I need to calculate the spectrum of the operator $T$ for $f \in L^2([0,1])$ defined by:
\begin{equation} (Tf)(x) = \int_0^1 (x+y)f(y)dy. \end{equation}
I know that $T$ is compact and self-adjoint so the residual spectrum is empty and the eigenvalues are real and a closed subset of $[-||T||, ||T||]$.

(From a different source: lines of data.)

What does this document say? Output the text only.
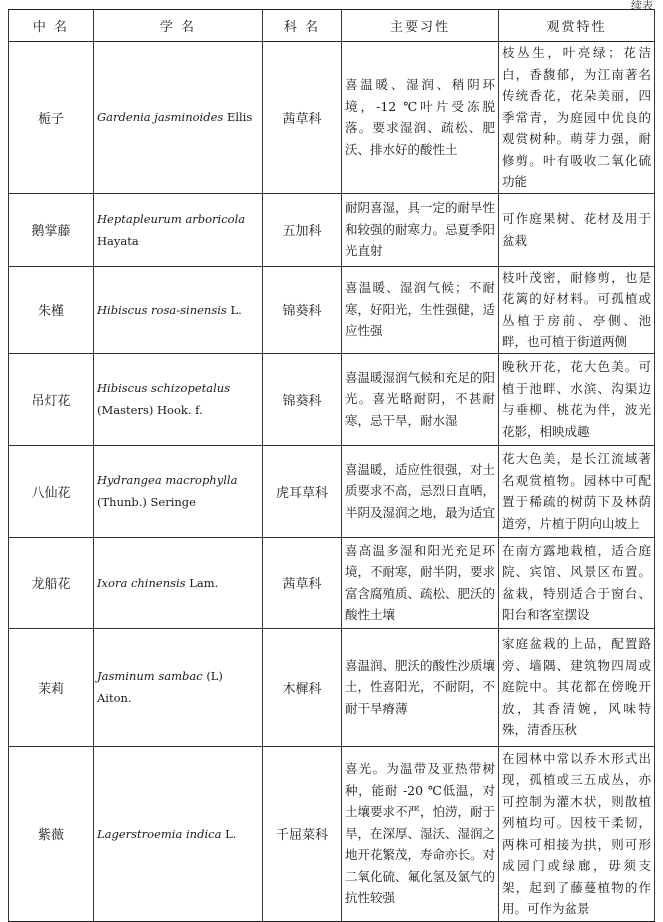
续表
中 名	学 名	科 名	主要习性	观赏特性
栀子	Gardenia jasminoides Ellis	茜草科	喜温暖、湿润、稍阴环境，-12 ℃叶片受冻脱落。要求湿润、疏松、肥沃、排水好的酸性土	枝丛生，叶亮绿；花洁白，香馥郁，为江南著名传统香花，花朵美丽，四季常青，为庭园中优良的观赏树种。萌芽力强，耐修剪。叶有吸收二氧化硫功能
鹅掌藤	Heptapleurum arboricola Hayata	五加科	耐阴喜湿，具一定的耐旱性和较强的耐寒力。忌夏季阳光直射	可作庭果树、花材及用于盆栽
朱槿	Hibiscus rosa-sinensis L.	锦葵科	喜温暖、湿润气候；不耐寒，好阳光，生性强健，适应性强	枝叶茂密，耐修剪，也是花篱的好材料。可孤植或丛植于房前、亭侧、池畔，也可植于街道两侧
吊灯花	Hibiscus schizopetalus (Masters) Hook. f.	锦葵科	喜温暖湿润气候和充足的阳光。喜光略耐阴，不甚耐寒，忌干旱，耐水湿	晚秋开花，花大色美。可植于池畔、水滨、沟渠边与垂柳、桃花为伴，波光花影，相映成趣
八仙花	Hydrangea macrophylla (Thunb.) Seringe	虎耳草科	喜温暖，适应性很强，对土质要求不高，忌烈日直晒，半阴及湿润之地，最为适宜	花大色美，是长江流域著名观赏植物。园林中可配置于稀疏的树荫下及林荫道旁，片植于阴向山坡上
龙船花	Ixora chinensis Lam.	茜草科	喜高温多湿和阳光充足环境，不耐寒，耐半阴，要求富含腐殖质、疏松、肥沃的酸性土壤	在南方露地栽植，适合庭院、宾馆、风景区布置。盆栽，特别适合于窗台、阳台和客室摆设
茉莉	Jasminum sambac (L) Aiton.	木樨科	喜温润、肥沃的酸性沙质壤土，性喜阳光，不耐阴，不耐干旱瘠薄	家庭盆栽的上品，配置路旁、墙隅、建筑物四周或庭院中。其花都在傍晚开放，其香清婉，风味特殊，清香压秋
紫薇	Lagerstroemia indica L.	千屈菜科	喜光。为温带及亚热带树种，能耐 -20 ℃低温，对土壤要求不严，怕涝，耐于旱，在深厚、湿沃、湿润之地开花繁茂，寿命亦长。对二氧化硫、氟化氢及氯气的抗性较强	在园林中常以乔木形式出现，孤植或三五成丛，亦可控制为灌木状，则散植列植均可。因枝干柔韧，两株可相接为拱，则可形成园门或绿廊，毋须支架，起到了藤蔓植物的作用。可作为盆景
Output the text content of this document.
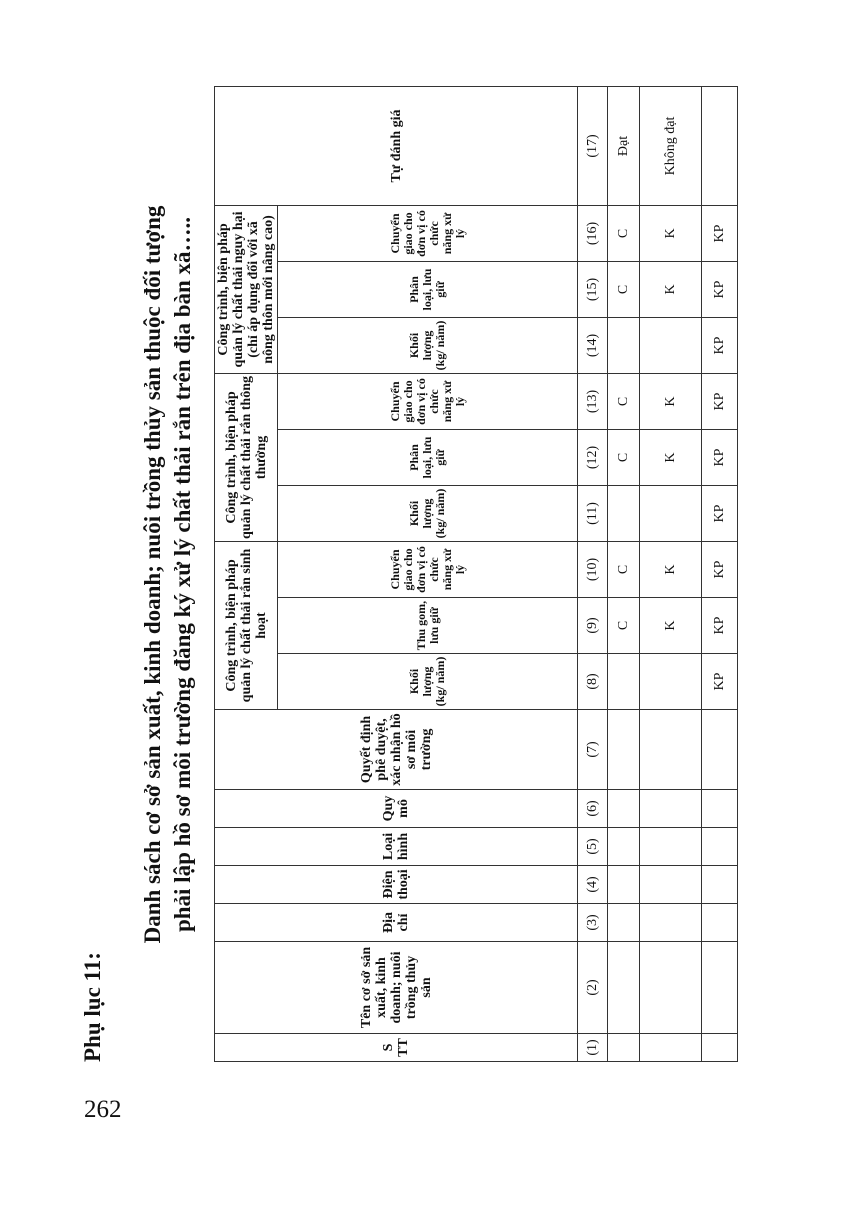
262
Phụ lục 11:
Danh sách cơ sở sản xuất, kinh doanh; nuôi trồng thủy sản thuộc đối tượng phải lập hồ sơ môi trường đăng ký xử lý chất thải rắn trên địa bàn xã…..
S TT	Tên cơ sở sản xuất, kinh doanh; nuôi trồng thủy sản	Địa chỉ	Điện thoại	Loại hình	Quy mô	Quyết định phê duyệt, xác nhận hồ sơ môi trường	Công trình, biện pháp quản lý chất thải rắn sinh hoạt			Công trình, biện pháp quản lý chất thải rắn thông thường			Công trình, biện pháp quản lý chất thải nguy hại (chỉ áp dụng đối với xã nông thôn mới nâng cao)			Tự đánh giá
							Khối lượng (kg/ năm)	Thu gom, lưu giữ	Chuyển giao cho đơn vị có chức năng xử lý	Khối lượng (kg/ năm)	Phân loại, lưu giữ	Chuyển giao cho đơn vị có chức năng xử lý	Khối lượng (kg/ năm)	Phân loại, lưu giữ	Chuyển giao cho đơn vị có chức năng xử lý	
(1)	(2)	(3)	(4)	(5)	(6)	(7)	(8)	(9)	(10)	(11)	(12)	(13)	(14)	(15)	(16)	(17)
								C	C		C	C		C	C	Đạt
								K	K		K	K		K	K	Không đạt
							KP	KP	KP	KP	KP	KP	KP	KP	KP	
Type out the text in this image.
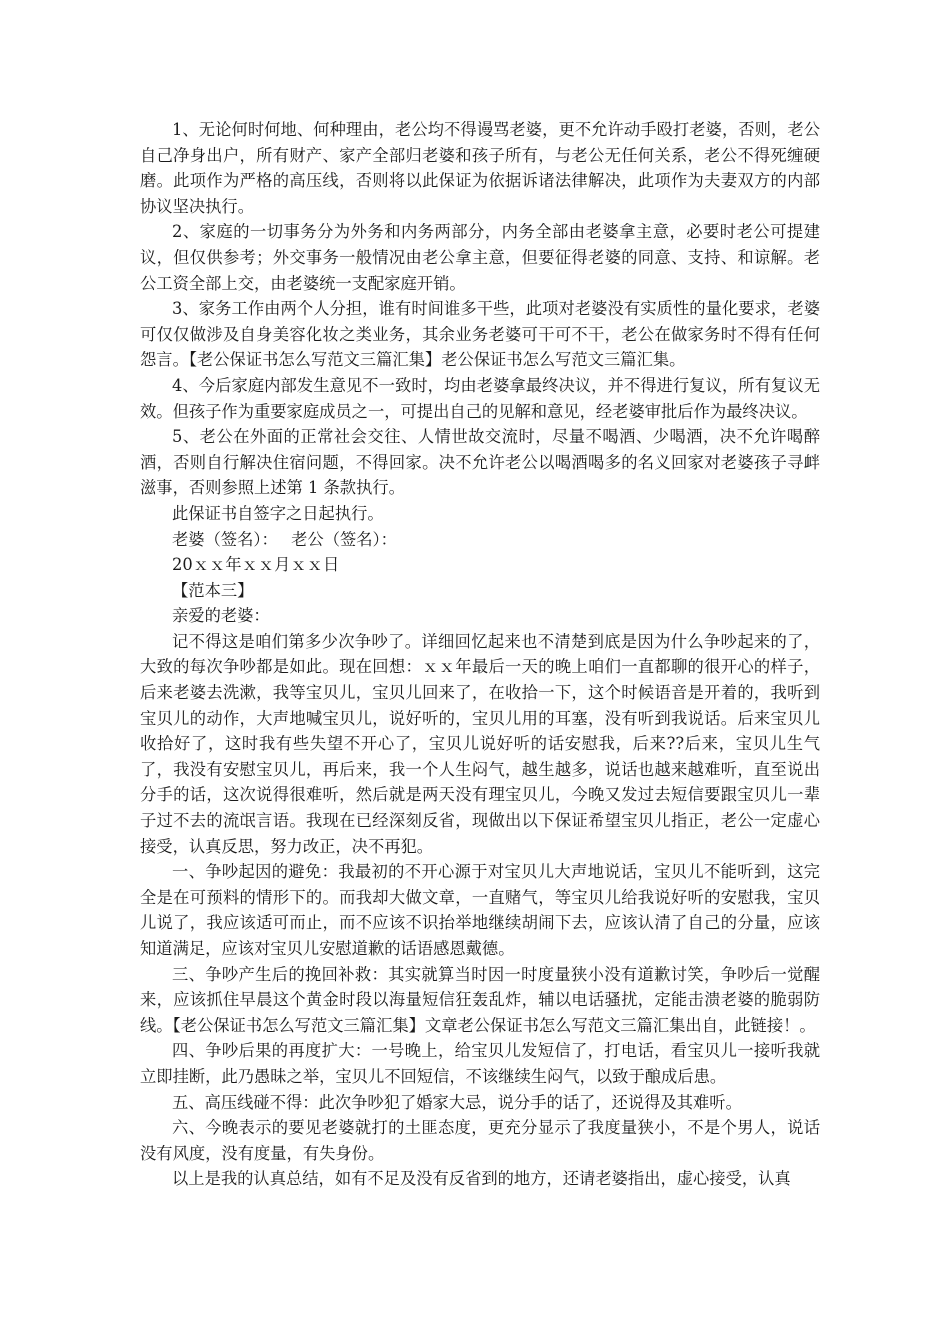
1、无论何时何地、何种理由，老公均不得谩骂老婆，更不允许动手殴打老婆，否则，老公自己净身出户，所有财产、家产全部归老婆和孩子所有，与老公无任何关系，老公不得死缠硬磨。此项作为严格的高压线，否则将以此保证为依据诉诸法律解决，此项作为夫妻双方的内部协议坚决执行。

2、家庭的一切事务分为外务和内务两部分，内务全部由老婆拿主意，必要时老公可提建议，但仅供参考；外交事务一般情况由老公拿主意，但要征得老婆的同意、支持、和谅解。老公工资全部上交，由老婆统一支配家庭开销。

3、家务工作由两个人分担，谁有时间谁多干些，此项对老婆没有实质性的量化要求，老婆可仅仅做涉及自身美容化妆之类业务，其余业务老婆可干可不干，老公在做家务时不得有任何怨言。【老公保证书怎么写范文三篇汇集】老公保证书怎么写范文三篇汇集。

4、今后家庭内部发生意见不一致时，均由老婆拿最终决议，并不得进行复议，所有复议无效。但孩子作为重要家庭成员之一，可提出自己的见解和意见，经老婆审批后作为最终决议。

5、老公在外面的正常社会交往、人情世故交流时，尽量不喝酒、少喝酒，决不允许喝醉酒，否则自行解决住宿问题，不得回家。决不允许老公以喝酒喝多的名义回家对老婆孩子寻衅滋事，否则参照上述第 1 条款执行。

此保证书自签字之日起执行。

老婆（签名）：　 老公（签名）：

20ｘｘ年ｘｘ月ｘｘ日

【范本三】

亲爱的老婆：

记不得这是咱们第多少次争吵了。详细回忆起来也不清楚到底是因为什么争吵起来的了，大致的每次争吵都是如此。现在回想：ｘｘ年最后一天的晚上咱们一直都聊的很开心的样子，后来老婆去洗漱，我等宝贝儿，宝贝儿回来了，在收拾一下，这个时候语音是开着的，我听到宝贝儿的动作，大声地喊宝贝儿，说好听的，宝贝儿用的耳塞，没有听到我说话。后来宝贝儿收拾好了，这时我有些失望不开心了，宝贝儿说好听的话安慰我，后来??后来，宝贝儿生气了，我没有安慰宝贝儿，再后来，我一个人生闷气，越生越多，说话也越来越难听，直至说出分手的话，这次说得很难听，然后就是两天没有理宝贝儿，今晚又发过去短信要跟宝贝儿一辈子过不去的流氓言语。我现在已经深刻反省，现做出以下保证希望宝贝儿指正，老公一定虚心接受，认真反思，努力改正，决不再犯。

一、争吵起因的避免：我最初的不开心源于对宝贝儿大声地说话，宝贝儿不能听到，这完全是在可预料的情形下的。而我却大做文章，一直赌气，等宝贝儿给我说好听的安慰我，宝贝儿说了，我应该适可而止，而不应该不识抬举地继续胡闹下去，应该认清了自己的分量，应该知道满足，应该对宝贝儿安慰道歉的话语感恩戴德。

三、争吵产生后的挽回补救：其实就算当时因一时度量狭小没有道歉讨笑，争吵后一觉醒来，应该抓住早晨这个黄金时段以海量短信狂轰乱炸，辅以电话骚扰，定能击溃老婆的脆弱防线。【老公保证书怎么写范文三篇汇集】文章老公保证书怎么写范文三篇汇集出自，此链接！。

四、争吵后果的再度扩大：一号晚上，给宝贝儿发短信了，打电话，看宝贝儿一接听我就立即挂断，此乃愚昧之举，宝贝儿不回短信，不该继续生闷气，以致于酿成后患。

五、高压线碰不得：此次争吵犯了婚家大忌，说分手的话了，还说得及其难听。

六、今晚表示的要见老婆就打的土匪态度，更充分显示了我度量狭小，不是个男人，说话没有风度，没有度量，有失身份。

以上是我的认真总结，如有不足及没有反省到的地方，还请老婆指出，虚心接受，认真
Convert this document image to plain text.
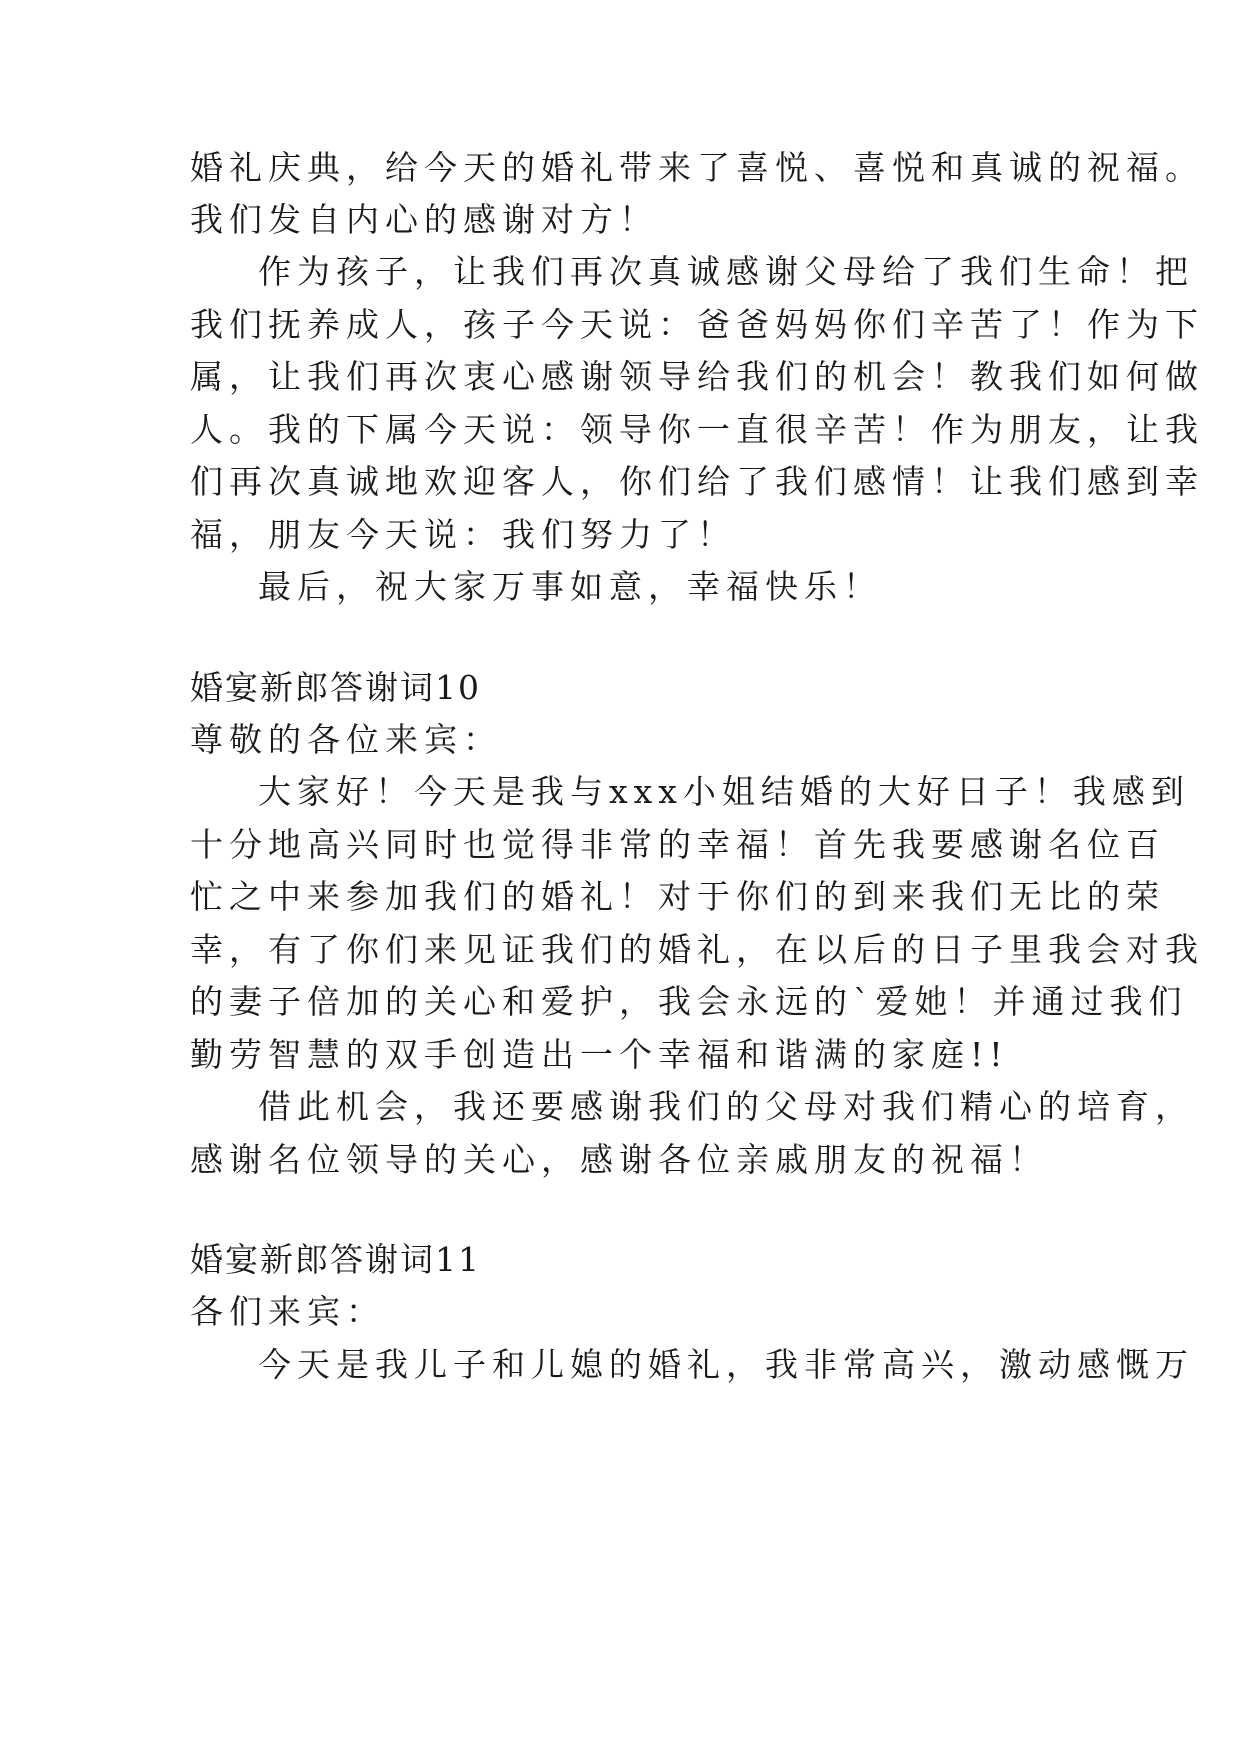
婚礼庆典，给今天的婚礼带来了喜悦、喜悦和真诚的祝福。
我们发自内心的感谢对方！
作为孩子，让我们再次真诚感谢父母给了我们生命！把
我们抚养成人，孩子今天说：爸爸妈妈你们辛苦了！作为下
属，让我们再次衷心感谢领导给我们的机会！教我们如何做
人。我的下属今天说：领导你一直很辛苦！作为朋友，让我
们再次真诚地欢迎客人，你们给了我们感情！让我们感到幸
福，朋友今天说：我们努力了！
最后，祝大家万事如意，幸福快乐！
婚宴新郎答谢词10
尊敬的各位来宾：
大家好！今天是我与xxx小姐结婚的大好日子！我感到
十分地高兴同时也觉得非常的幸福！首先我要感谢名位百
忙之中来参加我们的婚礼！对于你们的到来我们无比的荣
幸，有了你们来见证我们的婚礼，在以后的日子里我会对我
的妻子倍加的关心和爱护，我会永远的`爱她！并通过我们
勤劳智慧的双手创造出一个幸福和谐满的家庭!!
借此机会，我还要感谢我们的父母对我们精心的培育，
感谢名位领导的关心，感谢各位亲戚朋友的祝福！
婚宴新郎答谢词11
各们来宾：
今天是我儿子和儿媳的婚礼，我非常高兴，激动感慨万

So I let $\lambda$ be an eigenvalue so I know that $\lambda f(x) = (Tf)(x)$. By differentiating twice, I found that $\lambda f''(x) = 0$ but I don't really know how I can continue.
On
To continue on your path, note that once you have justified that $f$ must in fact be smooth to be an eigenvector for nonzero eigenvalue $\lambda$, you can differentiate twice as you did and note that $$ \lambda f''(x)=0 $$ In general, you are a long way from being allowed to differentiate an arbitrary element of $L^2$, so beware in the future.
So that, for $\lambda\ne 0$, by solving the ode $f(x)=ax+b$. Now proceed as in the other (hint, when does that system have a nontrivial solution?).
The point $\lambda=0$ is also in your spectrum however (this is of course obvious when noting that we took an infinite dimensional space to a finite dimensional one). For an explicit example, note that $Tf(x)=0$ where $f(x)=6x^2-6x+1$. This answer was arrived at by looking for a quadratic polynomial orthogonal to both $1$ and $y$.
Notice that the range of $T$ is the span of $\{1,x\}$, that is is the space of linear functions on $[0,1]$. So if $f(y)=ay+b$ is an eigenvector of $T$ corresponding to $\lambda\in\mathbb{C}\setminus\{0\}$, $$ (\frac12 a+ b)x + (\frac13 a + \frac12b) = \lambda a x + \lambda b $$ Thus $$ \begin{pmatrix} \frac12-\lambda & 1\\ \frac13 & \frac12-\lambda \end{pmatrix}\begin{pmatrix} a\\ b \end{pmatrix}=\begin{pmatrix} 0\\0\end{pmatrix} $$